I'm as peeved as many of you likely are about the lousy Academy Awards results. Mainly because what I thought was one of the best films of the past year (Widows) was shut entirely out of the running, but also because we never seem to learn just how little these things actually mean, in any venue.
Awards in creative fields are typically popularity contests, and the only thing that distinguishes the prestigious awards from the less so is the way the more prestigious ones are designed not to look like popularity contests. The technical Oscars always interested me more than the ones allegedly about artistic achievement, in big part because the judgments for the technical awards seemed the result of a different process.
But most Best Picture winners are embarrassments, testaments more to the blinkered tastes of the age than anything like actual artistic recognition. Most of the really great movies of any period go unrecognized, or at the very least underrated, while the things hailed as great in the moment quickly fade and become trivia questions. Hence Oliver!, instead of 2001: a space odyssey; hence dreary Miramax bait like The English Patient. (A sincerely bad movie is far better than a bad movie that thinks it's a profound one.)

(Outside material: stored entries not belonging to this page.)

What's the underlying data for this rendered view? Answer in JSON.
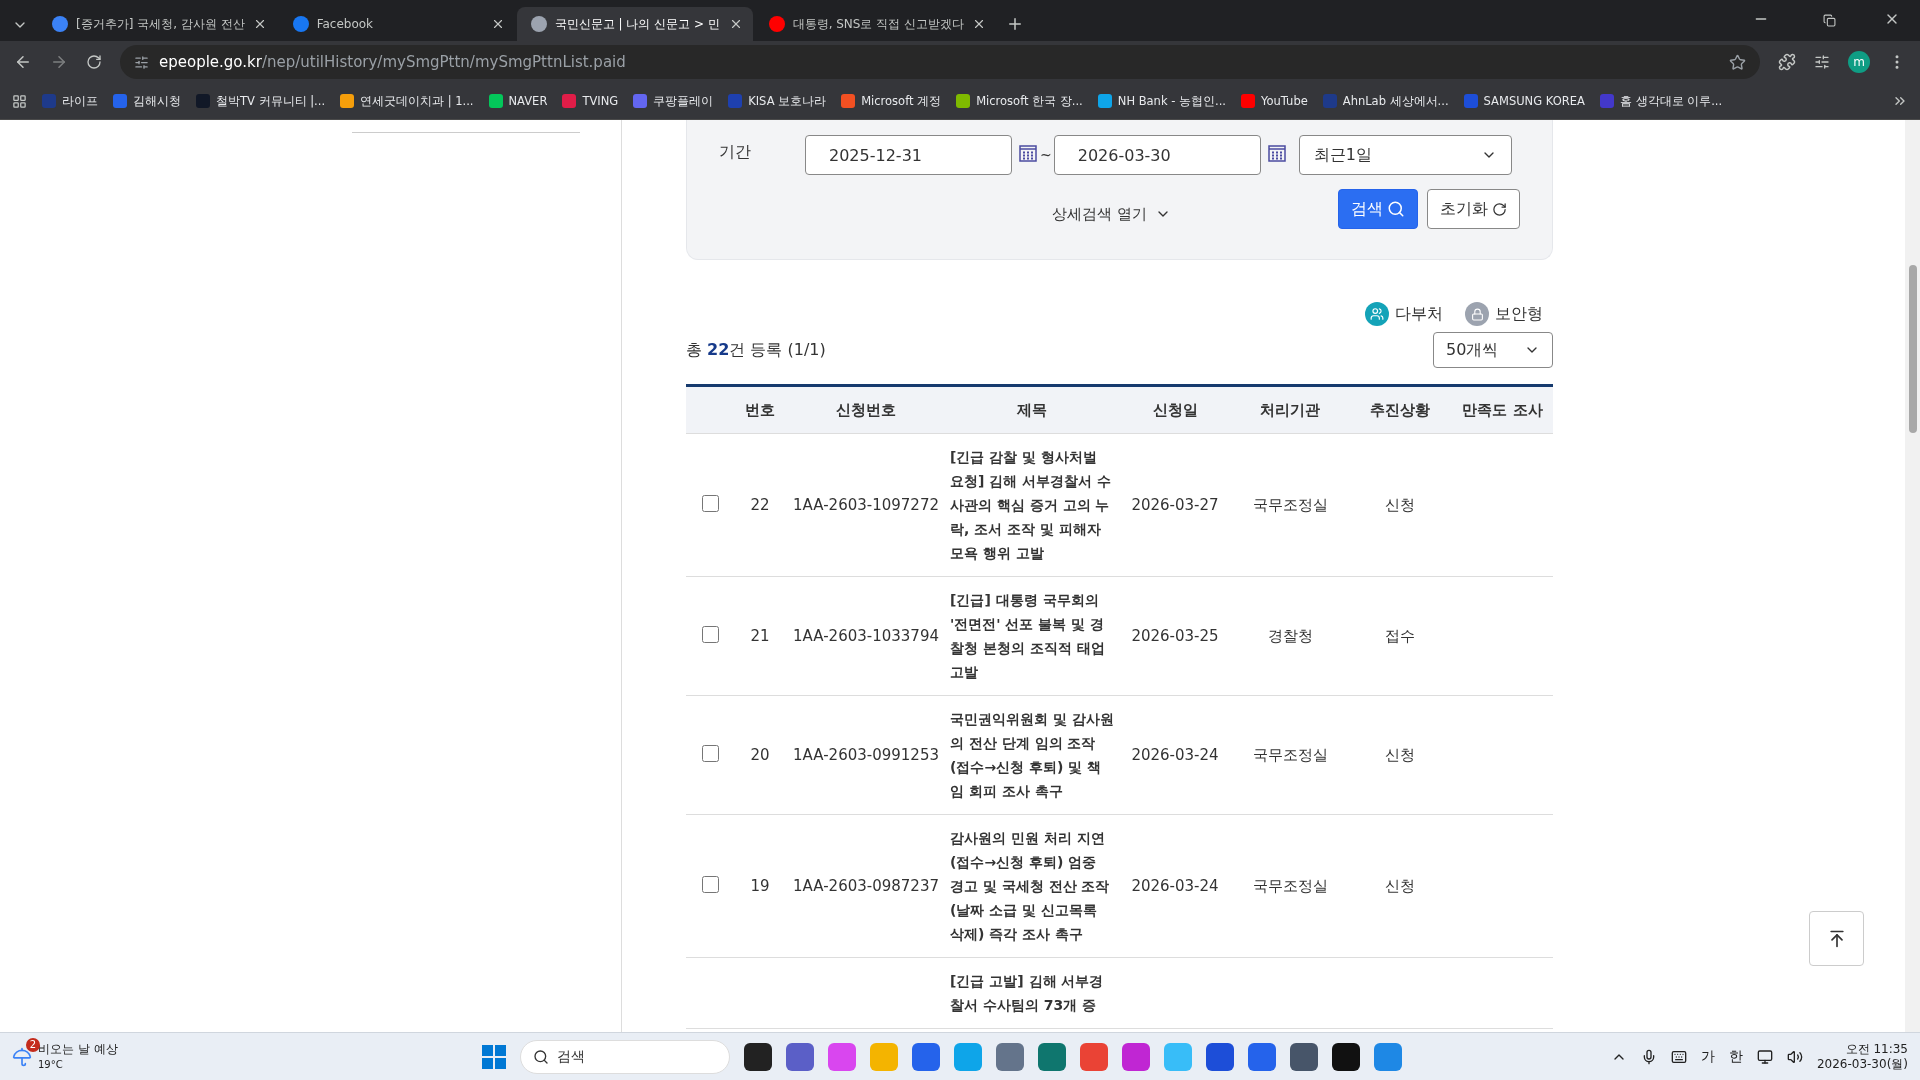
{
  "browser": {
    "tabs": [
      {
        "title": "[증거추가] 국세청, 감사원 전산",
        "selected": false,
        "color": "#3b82f6"
      },
      {
        "title": "Facebook",
        "selected": false,
        "color": "#1877f2"
      },
      {
        "title": "국민신문고 | 나의 신문고 > 민",
        "selected": true,
        "color": "#9ca3af"
      },
      {
        "title": "대통령, SNS로 직접 신고받겠다",
        "selected": false,
        "color": "#ff0000"
      }
    ],
    "url_host": "epeople.go.kr",
    "url_path": "/nep/utilHistory/mySmgPttn/mySmgPttnList.paid",
    "profile": "m",
    "bookmarks": [
      {
        "label": "라이프",
        "color": "#1e3a8a"
      },
      {
        "label": "김해시청",
        "color": "#2563eb"
      },
      {
        "label": "철박TV 커뮤니티 |...",
        "color": "#111827"
      },
      {
        "label": "연세굿데이치과 | 1...",
        "color": "#f59e0b"
      },
      {
        "label": "NAVER",
        "color": "#03c75a"
      },
      {
        "label": "TVING",
        "color": "#e11d48"
      },
      {
        "label": "쿠팡플레이",
        "color": "#6366f1"
      },
      {
        "label": "KISA 보호나라",
        "color": "#1e40af"
      },
      {
        "label": "Microsoft 계정",
        "color": "#f25022"
      },
      {
        "label": "Microsoft 한국 장...",
        "color": "#7fba00"
      },
      {
        "label": "NH Bank - 농협인...",
        "color": "#0ea5e9"
      },
      {
        "label": "YouTube",
        "color": "#ff0000"
      },
      {
        "label": "AhnLab  세상에서...",
        "color": "#1e3a8a"
      },
      {
        "label": "SAMSUNG KOREA",
        "color": "#1d4ed8"
      },
      {
        "label": "홈  생각대로 이루...",
        "color": "#4338ca"
      }
    ]
  },
  "filter": {
    "label": "기간",
    "date_from": "2025-12-31",
    "separator": "~",
    "date_to": "2026-03-30",
    "period": "최근1일",
    "detail_toggle": "상세검색 열기",
    "search_button": "검색",
    "reset_button": "초기화"
  },
  "legend": [
    {
      "label": "다부처",
      "color": "#14a3b8"
    },
    {
      "label": "보안형",
      "color": "#9ca3af"
    }
  ],
  "summary": "총 **22**건 등록 (1/1)",
  "page_size": "50개씩",
  "table": {
    "columns": [
      "번호",
      "신청번호",
      "제목",
      "신청일",
      "처리기관",
      "추진상황",
      "만족도 조사"
    ],
    "rows": [
      {
        "checked": false,
        "no": "22",
        "id": "1AA-2603-1097272",
        "title": "[긴급 감찰 및 형사처벌 요청] 김해 서부경찰서 수사관의 핵심 증거 고의 누락, 조서 조작 및 피해자 모욕 행위 고발",
        "date": "2026-03-27",
        "agency": "국무조정실",
        "status": "신청"
      },
      {
        "checked": false,
        "no": "21",
        "id": "1AA-2603-1033794",
        "title": "[긴급] 대통령 국무회의 '전면전' 선포 불복 및 경찰청 본청의 조직적 태업 고발",
        "date": "2026-03-25",
        "agency": "경찰청",
        "status": "접수"
      },
      {
        "checked": false,
        "no": "20",
        "id": "1AA-2603-0991253",
        "title": "국민권익위원회 및 감사원의 전산 단계 임의 조작(접수→신청 후퇴) 및 책임 회피 조사 촉구",
        "date": "2026-03-24",
        "agency": "국무조정실",
        "status": "신청"
      },
      {
        "checked": false,
        "no": "19",
        "id": "1AA-2603-0987237",
        "title": "감사원의 민원 처리 지연(접수→신청 후퇴) 엄중 경고 및 국세청 전산 조작(날짜 소급 및 신고목록 삭제) 즉각 조사 촉구",
        "date": "2026-03-24",
        "agency": "국무조정실",
        "status": "신청"
      },
      {
        "title": "[긴급 고발] 김해 서부경찰서 수사팀의 73개 증"
      }
    ]
  },
  "taskbar": {
    "weather": "비오는 날 예상",
    "temperature": "19°C",
    "badge": "2",
    "search": "검색",
    "ime_1": "가",
    "ime_2": "한",
    "time": "오전 11:35",
    "date": "2026-03-30(월)"
  }
}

"Success" in the sense of being well-known has little to do with the quality of one's work and everything to do with the ability to leverage network effects. If you want to be any kind of artist, you should want to be it in spite of whatever becoming famous would offer you in that field. Awards should be the least interesting part of the job. The problem is that award recipients tend to be the most visible things in a given field, and thus the ones most likely to be seen as a model to emulate, even when they're not.